Of the paintings in the exhibition at Lubov many use the image of a bat; vector of disease and portent of doom— as a point of departure into abstraction— an evolution from the more representational bat paintings featured predominantly in Tobinʼs first exhibition at the gallery. To read Tobinʼs paintings as merely morose or bleak though would be a mistake. Bats are also cute and misunderstood, frightening both white wine loving suburban women and children who have watched too many old cartoons.

These new paintings are an unusually bright vision of apocalypse, figures dancing on a tightrope at the edge of an abyss. Tobin possesses an abundance of eccentric painterly skills from scraping, knifing, glazing, delicate brushwork, and spray painting. He takes risks with the endless possibilities his chosen medium offers, never dropping into failure but occasionally humming in that perfect space between flop and masterpiece—an enviable location for a postmodern painter to exist.

References that avoid being referential can be spotted in square inch sections of paintings throughout the exhibition: Odilon Redon, Gustav Klimt, Joan Mitchell, Ridley Scottʼs Alien (1979), Paul Verhoevenʼs Basic Instinct (1992) as seen through the lens of Lucas Cranach, the haunting self-portraiture of Felix Nussbaum. It is not a stretch to imagine the artist wishing he could have had a mural alongside Jean Michel Basquiat and Keith Haring at the Palladium, if nightclubs of that magnitude still existed in New York.

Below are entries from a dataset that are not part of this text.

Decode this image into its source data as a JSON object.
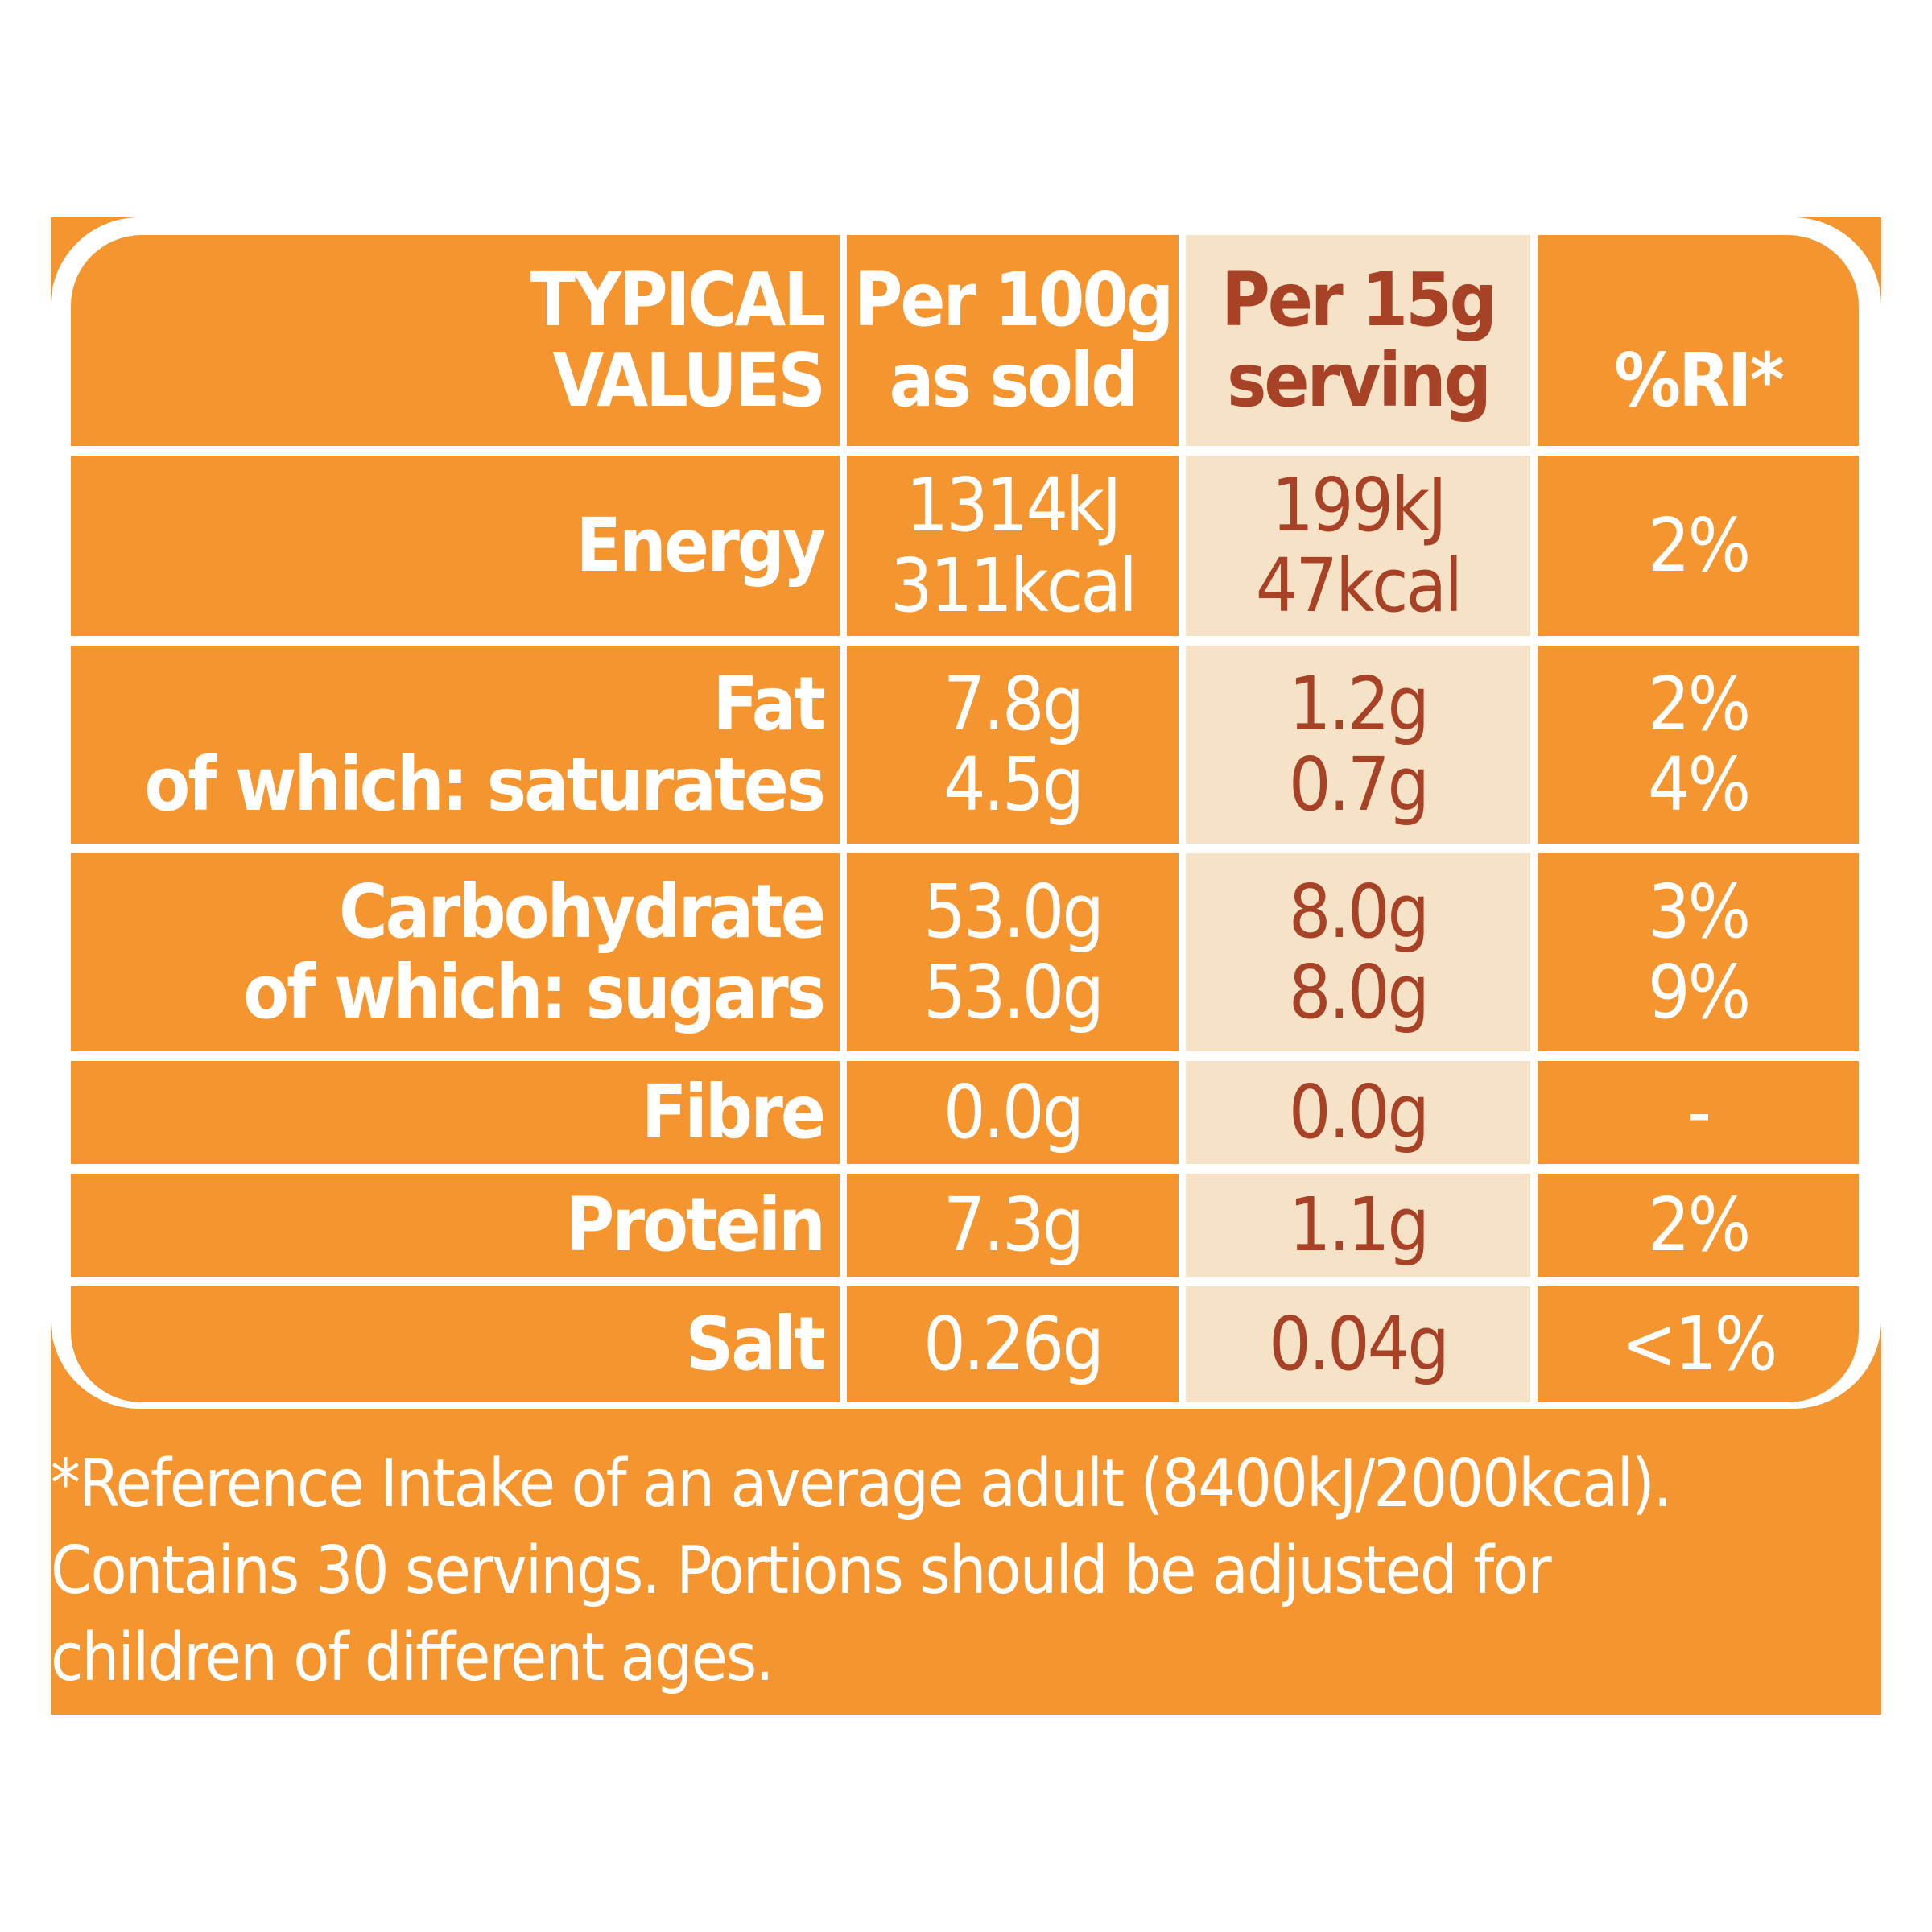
{
  "colors": {
    "panel_orange": "#f4952f",
    "serving_cream": "#f6e2c6",
    "serving_text": "#a84226",
    "text_white": "#ffffff"
  },
  "table": {
    "headers": {
      "label_line1": "TYPICAL",
      "label_line2": "VALUES",
      "per100_line1": "Per 100g",
      "per100_line2": "as sold",
      "per_serving_line1": "Per 15g",
      "per_serving_line2": "serving",
      "ri": "%RI*"
    },
    "rows": [
      {
        "labels": [
          "Energy"
        ],
        "per_100g": [
          "1314kJ",
          "311kcal"
        ],
        "per_serving": [
          "199kJ",
          "47kcal"
        ],
        "ri": [
          "2%"
        ]
      },
      {
        "labels": [
          "Fat",
          "of which: saturates"
        ],
        "per_100g": [
          "7.8g",
          "4.5g"
        ],
        "per_serving": [
          "1.2g",
          "0.7g"
        ],
        "ri": [
          "2%",
          "4%"
        ]
      },
      {
        "labels": [
          "Carbohydrate",
          "of which: sugars"
        ],
        "per_100g": [
          "53.0g",
          "53.0g"
        ],
        "per_serving": [
          "8.0g",
          "8.0g"
        ],
        "ri": [
          "3%",
          "9%"
        ]
      },
      {
        "labels": [
          "Fibre"
        ],
        "per_100g": [
          "0.0g"
        ],
        "per_serving": [
          "0.0g"
        ],
        "ri": [
          "-"
        ]
      },
      {
        "labels": [
          "Protein"
        ],
        "per_100g": [
          "7.3g"
        ],
        "per_serving": [
          "1.1g"
        ],
        "ri": [
          "2%"
        ]
      },
      {
        "labels": [
          "Salt"
        ],
        "per_100g": [
          "0.26g"
        ],
        "per_serving": [
          "0.04g"
        ],
        "ri": [
          "<1%"
        ]
      }
    ]
  },
  "footnote": {
    "line1": "*Reference Intake of an average adult (8400kJ/2000kcal).",
    "line2": "Contains 30 servings. Portions should be adjusted for",
    "line3": "children of different ages."
  }
}
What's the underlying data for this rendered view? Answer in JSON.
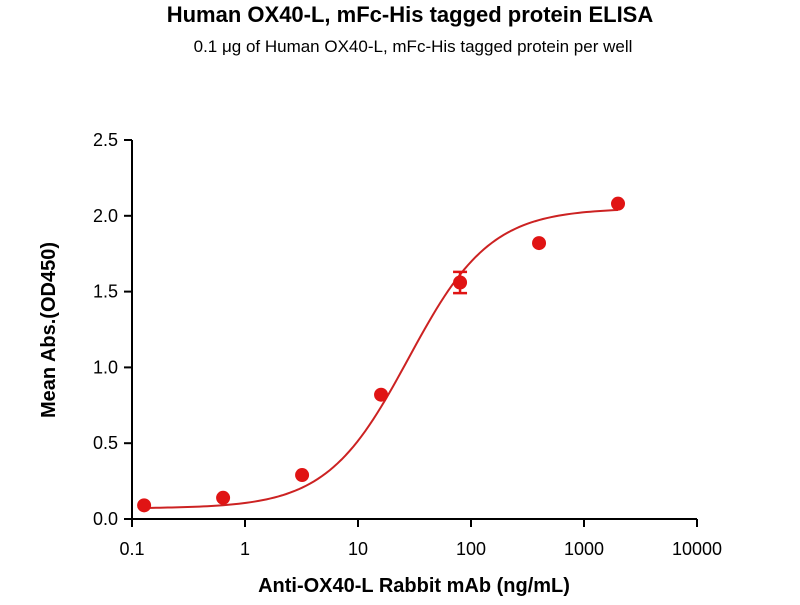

On my last visit to Tobinʼs studio, he showed me the materials he worked with. The way he synthesized them was foreign to me. The two largest paintings, Miasma [Splitting], 2021-2022 and Miasma [Projection], 2021-2022 are made with oil stick, oil paint, spray paint, flashe, and cold wax on two household doors hinged to create one surface. In sections of these large diptychs, some areas connect—a spray painted line from the left panel is carried into the right. In other sections, shapes and colors end abruptly at the seam. Harmony exists next to discord, the paintings invite one to enter before asking one to leave.

These two largest paintings seem to best represent Tobinʼs promiscuous range of techniques and willingness to obliterate the figure in the service of abstract dynamism, humor and pathos. Great beauty is present but so is a kind of garish, suspiciously inviting horror. Cognitive dissonance is an overused phrase; it exists to some extent in this work but it is all more seductive than it is disconcerting.

One of the best reactions I could ever have is to envy the maker or writer of something I've seen or read. I envy Tobinʼs commitment to painting. I envy the way he makes labor look effortless and complexity look simple. I envy his fearlessness, and I envy his fearsome talent.

When I asked about the title of the exhibition, he told me, in reference to the Piet Mondrian painting Victory Boogie Woogie, 1944, that heʼd simply tried imagining the opposite of victory:

“Doom, of course,” he said, and then he laughed.  

—Brad Phillips, September 2022.

Kevin Tobin (b. 1989, Canada) lives and works in Brooklyn, NY. He received a BFA from the College for Creative Studies in Detroit, MI in 2011. Recent exhibitions include Rainbow Body Problem, No Gallery, NY (2022); NADA Miami with Lubov, Miami (2021); Open Circle. Small World, Fragment Gallery, Moscow (2021); Wild Frontiers, The Pit, Los Angeles (2021); Always Fresh, New York (2021); All by Myself, Lubov, New York (2021).